Inevitable Fate [Indonesia]

Menjemput Runa di Apato Yuza



Menjemput Runa di Apato Yuza

0sumaneun stars sumaneun dal (bintang tak terhitung, bulan tak terhitung)     
0

jilmune supsogeul hemaedeon na (aku berkeliling di hutan pertanyaan)     

eodum soge jeo bicheul ttarawasseo (aku mengikuti cahaya di kegelapan)     

- Given Taken by ENHYPEN -     

==========     

Reiko diantar Benio ke apato milik Yuza. Rupanya lelaki itu masih berada di Ikebukuro. Ia bertanya-tanya, apa yang kini dikerjakan Yuza dan Shingo usai keluar dari Magnifico? Sudah sekitar seminggu lebih sejak itu, kan?     

Ia merasa bersalah karena malah tidak menghubungi kedua pria itu setelah peristiwa itu. Nanti dia akan meminta maaf dengan benar terkait hal tersebut.     

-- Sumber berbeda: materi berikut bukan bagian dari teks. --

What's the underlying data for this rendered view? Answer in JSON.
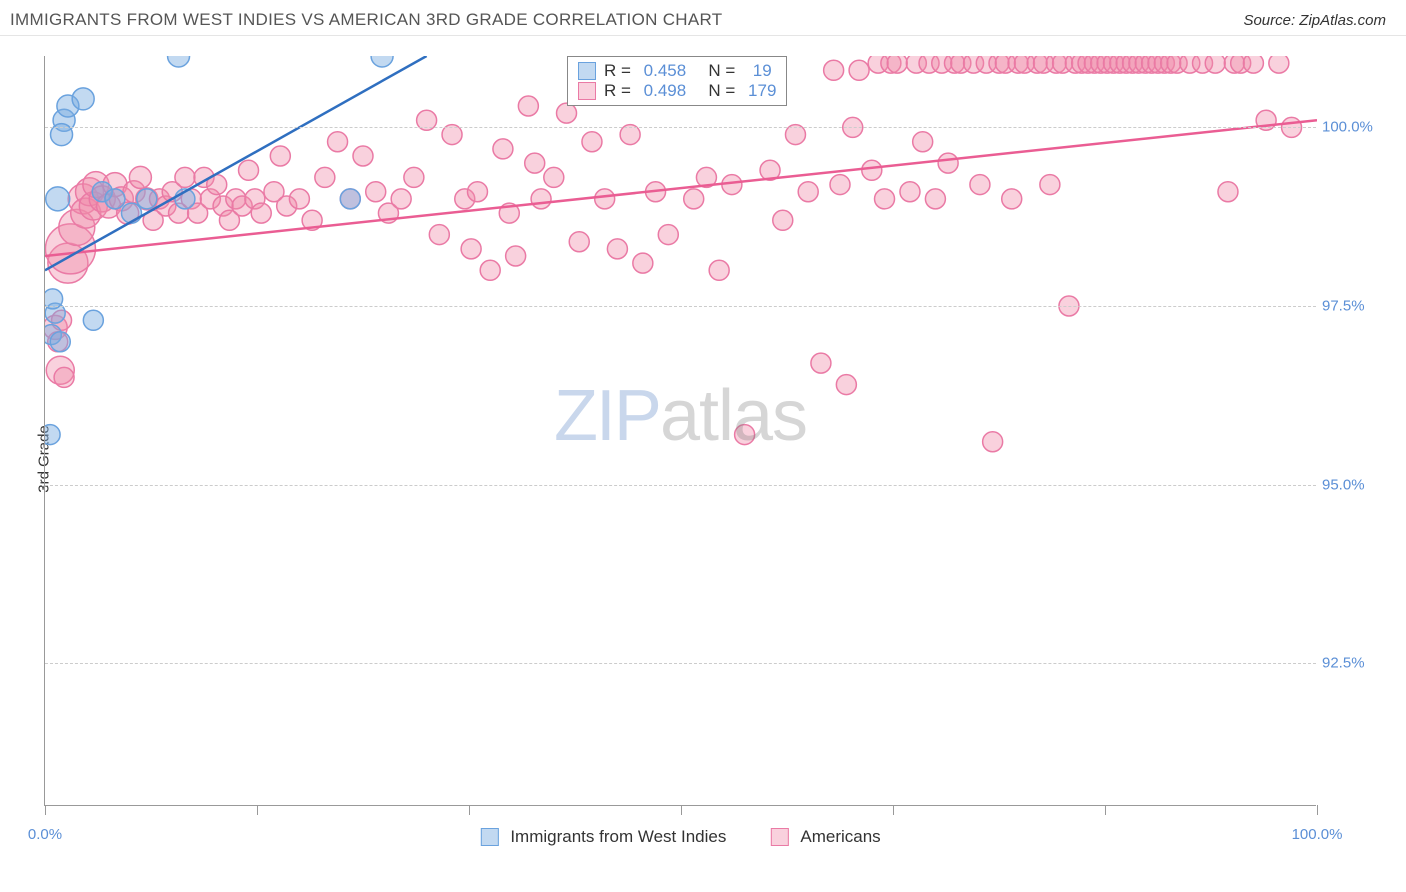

Setiba di depan gedung apato Yuza, Reiko naik ke lantai tempat unit Yuza berada. Mengetuk pintunya, dan Runa yang membukakan pintu.     

Lekas saja dua wanita itu saling menyeru dan berpelukan erat.     

"Ahh! Rei-chan!"     

"Ru-chan!"     

Tak berapa lama, Yuza dan Shingo muncul dari belakang Runa. Mereka menyapa Reiko. Yuza tentu saja dengan wajah berseri-seri, sedangkan Shingo tetap tenang meski hatinya bergemuruh melihat Reiko.     

Mereka semua masuk dan menutup pintu.     

"Yuza-kun, Shingo-san." Reiko membungkuk ojigi ke dua pria itu dan berkata, "Aku sungguh minta maaf karena tidak menghubungi kalian usai kejadian itu. Aku sungguh keterlaluan, maafkan aku."     

"Eh? A-ah, Reiko-chan! Untuk apa berkata begitu? Aku sama sekali tidak menganggapmu keterlaluan, kok!" Yuza malah tak enak hati melihat tindakan Reiko.     

"Benar, Reiko-san. Jangan begitu. Kami mengerti kondisimu pasca kejadian itu." Shingo menambahkan.     

"Apakah ini terkait dengan apa yang terjadi di Magnifico seperti yang tadi kau ceritakan padaku, Yu-chan?" Runa menoleh ke Yuza.     

Astaga! Bahkan Reiko juga terlupa menceritakan mengenai insiden itu pada Runa! Sahabat macam apa dia ini?     

Ketika Reiko meminta maaf pada Runa, si sahabat malah menjawab, "Aku bisa memaklumi itu, kok Rei-chan. Karena pasti akan sangat sulit menceritakan hal semacam itu. Tak apa, tak apa." Runa tersenyum sambil menepuk lembut pipi Reiko.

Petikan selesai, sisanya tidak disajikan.